Today Apple announced a game changing deal with EMI. EMI is now making it’s entire catalogue for sale in high quality (256 kbps) MP3 (AAC on iTunes) download with no DRM. Whilst most had guessed a DRM announcement was due few, myself included, expected it to be the entire catalogue. Consumers will be able to chose between the standard price and quality DRM single or pay 30 cents / 20 pence for the high quality DRM free version.

It has been well documented that EMI was in relatively advanced stages of negotiation with a number of retail partners to sell content with DRM but that the partners baulked at the scale of the advances demanded by EMI. Clearly Apple and EMI have identified some common ground. Why were they so keen to do so?

• For EMI this raises the stakes for the other digital retailers: if they don’t come to the table they’ll be stuck with an inferior product mix compared to Apple.
• For Apple this strikes a quite definite pose with regards to DRM. A number of European consumer group deadlines are drawing ever nearer and this deal sends a clear message that Apple are at the forefront of DRM free digital distribution. This enables Apple to build upon Steve Jobs’ open letter and further turn the tables, positioning Apple as the champions of DRM free distribution and the major record labels (EMI now excepted of course) as the villains of the piece.

This deal is a major step towards the majors revising their DRM obsessed digital music strategies. As Jupiter’s recent report on the topic shows, there is significant will throughout the industry. Of course independent labels have been doing this for some time with partners such as eMusic and Wippit.

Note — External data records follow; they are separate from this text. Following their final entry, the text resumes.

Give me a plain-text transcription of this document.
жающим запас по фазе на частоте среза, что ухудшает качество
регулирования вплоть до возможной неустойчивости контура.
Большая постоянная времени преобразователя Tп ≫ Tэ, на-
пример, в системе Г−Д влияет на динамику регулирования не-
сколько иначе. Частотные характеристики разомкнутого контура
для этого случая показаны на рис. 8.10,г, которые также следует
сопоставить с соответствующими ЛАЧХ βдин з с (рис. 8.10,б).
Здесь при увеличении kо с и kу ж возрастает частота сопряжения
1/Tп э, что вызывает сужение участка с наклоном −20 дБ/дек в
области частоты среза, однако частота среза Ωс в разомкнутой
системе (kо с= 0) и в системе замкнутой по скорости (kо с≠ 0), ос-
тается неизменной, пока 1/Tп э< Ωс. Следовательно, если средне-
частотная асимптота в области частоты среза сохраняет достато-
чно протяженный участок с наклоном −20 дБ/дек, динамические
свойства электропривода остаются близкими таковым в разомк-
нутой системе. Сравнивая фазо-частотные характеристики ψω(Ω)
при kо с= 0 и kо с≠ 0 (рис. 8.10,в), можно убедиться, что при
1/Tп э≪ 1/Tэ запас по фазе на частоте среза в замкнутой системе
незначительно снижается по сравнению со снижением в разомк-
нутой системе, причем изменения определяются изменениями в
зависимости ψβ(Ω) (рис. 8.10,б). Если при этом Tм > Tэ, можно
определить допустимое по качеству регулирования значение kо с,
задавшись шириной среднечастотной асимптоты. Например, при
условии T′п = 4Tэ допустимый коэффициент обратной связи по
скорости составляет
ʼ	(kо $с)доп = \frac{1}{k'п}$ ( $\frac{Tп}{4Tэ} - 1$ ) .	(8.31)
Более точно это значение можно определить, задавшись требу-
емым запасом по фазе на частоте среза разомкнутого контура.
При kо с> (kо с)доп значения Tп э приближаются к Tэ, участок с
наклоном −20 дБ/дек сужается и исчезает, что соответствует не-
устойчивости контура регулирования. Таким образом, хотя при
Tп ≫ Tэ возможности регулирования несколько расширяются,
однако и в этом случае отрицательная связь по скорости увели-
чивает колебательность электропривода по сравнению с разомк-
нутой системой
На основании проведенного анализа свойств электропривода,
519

This should have been phase one of a progressive strategy that will ultimately result in consumers being able to do the same with their digital music purchases as their CDs. EMI have forced the other majors hands by making their entire catalogue available.

Everyone copies to some degree or another and the labels are smart enough (on the whole) to realise that ‘fair use’ copying is at the core of music consumption. By moving away from DRM record labels are changing the basic ethos, from the ‘we don’t trust you and we’re going to restrict what you can do’ of digital to the ‘we trust you and accept you may well do a few things we’d rather you didn’t’ of the CD.